Plataforma de associações avaliou estado do ambiente no Algarve e concluiu que incidentes gravosos, proliferação de PIN e falta de gestão participada são responsáveis pelos principais problemas.
As principais organizações de defesa do ambiente com representatividade no Algarve entendem que a região tem sido alvo de «um assalto generalizado» no que respeita aos recursos naturais e entendem que as ameaças não estão estancadas.
Num comunicado conjunto divulgado esta semana pelas associações Almargem, Quercus, Liga para a Protecção da Natureza, A Rocha, AMA, APOS e Altela são denunciados os oito principais calcanhares de Aquiles do Algarve, em termos de ambiente, mas o destaque vai para os «incidentes gravosos» registados ao longo de 2008.
Em declarações ao «barlavento», Alfredo Franco, dirigente da associação Almargem, considera que episódios como o abate do pinhal da Praia Verde, a destruição de sapal na Quinta da Rocha, assim como o esvaziamento da Lagoa dos Salgados continuam a ser exemplos de «uma cobiça desregrada e de especulação».

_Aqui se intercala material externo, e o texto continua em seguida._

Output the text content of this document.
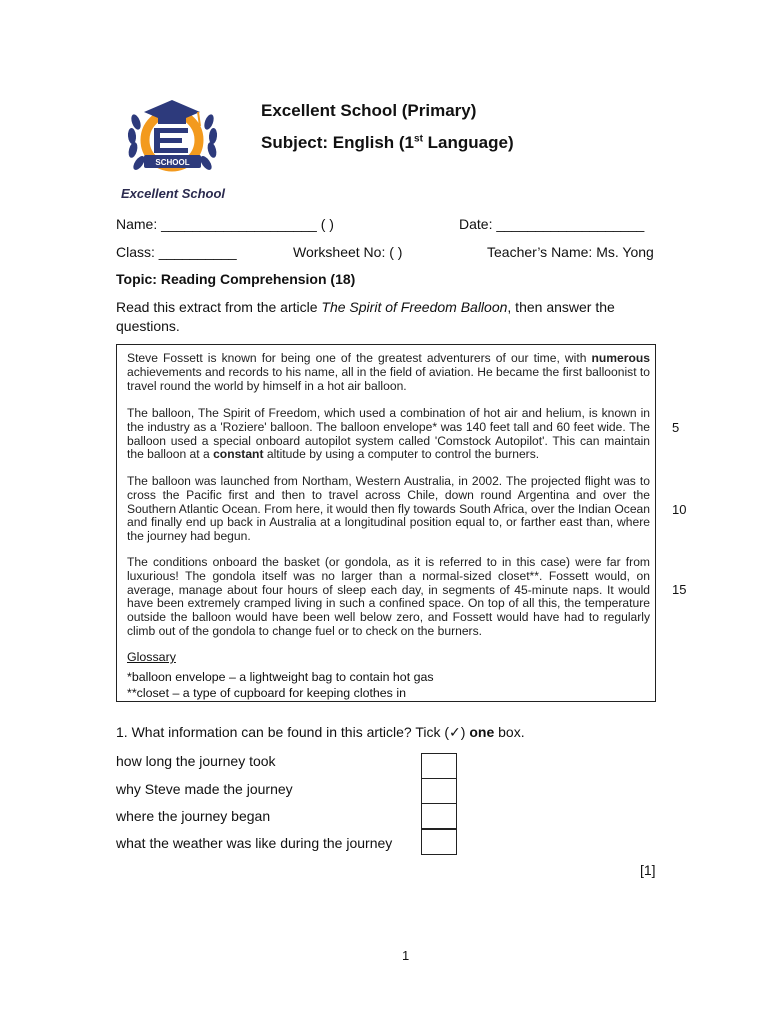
SCHOOL
Excellent School
Excellent School (Primary)
Subject: English (1st Language)
Name: ____________________ ( )	Date: ___________________
Class: __________	Worksheet No: ( )	Teacher’s Name: Ms. Yong
Topic: Reading Comprehension (18)
Read this extract from the article The Spirit of Freedom Balloon, then answer the questions.
Steve Fossett is known for being one of the greatest adventurers of our time, with numerous achievements and records to his name, all in the field of aviation. He became the first balloonist to travel round the world by himself in a hot air balloon.
The balloon, The Spirit of Freedom, which used a combination of hot air and helium, is known in the industry as a 'Roziere' balloon. The balloon envelope* was 140 feet tall and 60 feet wide. The balloon used a special onboard autopilot system called 'Comstock Autopilot'. This can maintain the balloon at a constant altitude by using a computer to control the burners.
The balloon was launched from Northam, Western Australia, in 2002. The projected flight was to cross the Pacific first and then to travel across Chile, down round Argentina and over the Southern Atlantic Ocean. From here, it would then fly towards South Africa, over the Indian Ocean and finally end up back in Australia at a longitudinal position equal to, or farther east than, where the journey had begun.
The conditions onboard the basket (or gondola, as it is referred to in this case) were far from luxurious! The gondola itself was no larger than a normal-sized closet**. Fossett would, on average, manage about four hours of sleep each day, in segments of 45-minute naps. It would have been extremely cramped living in such a confined space. On top of all this, the temperature outside the balloon would have been well below zero, and Fossett would have had to regularly climb out of the gondola to change fuel or to check on the burners.
Glossary
*balloon envelope – a lightweight bag to contain hot gas
**closet – a type of cupboard for keeping clothes in
5
10
15
1. What information can be found in this article? Tick (✓) one box.
how long the journey took
why Steve made the journey
where the journey began
what the weather was like during the journey
[1]
1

«Como pode uma lagoa ter de controlar os níveis de água por causa de um campo de golfe existente nas imediações ou um Projecto de Potencial Interesse Nacional (PIN) não ter em consideração os valores ambientais envolventes?», questionou.
Na mesma linha, o dirigente chamou a atenção para a pressão imobiliária junto à zona do Pontal, realçando «o secretismo em torno do projecto» e alertando que no próprio site da Câmara de Faro «consta a promessa de um parque ambiental para a aquela zona verde».
Por todas estas razões, Alfredo Franco diz que o actual Governo «foi o pior em termos ambientais», referindo existirem poucos aspectos para fazer um balanço positivo.
O mesmo cenário é apontado à gestão ambiental, já que a plataforma de associações algarvias diz «não compreender» como pode existir «apenas um director para todos os parques naturais a Sul de Lisboa.
«Trata-se de uma situação incompreensível e que não confere credibilidade ao sistema, revelando o pouco interesse que o ambiente desperta na administração», prosseguem.
Segundo Alfredo Franco, apesar de a crise ter retirado muitas questões ambientais da ordem do dia, subsistiram, contudo, alguns aspectos positivos para o ambiente algarvio, «na medida em que muitos projectos PIN ficaram suspensos ou parados por falta de financiamento».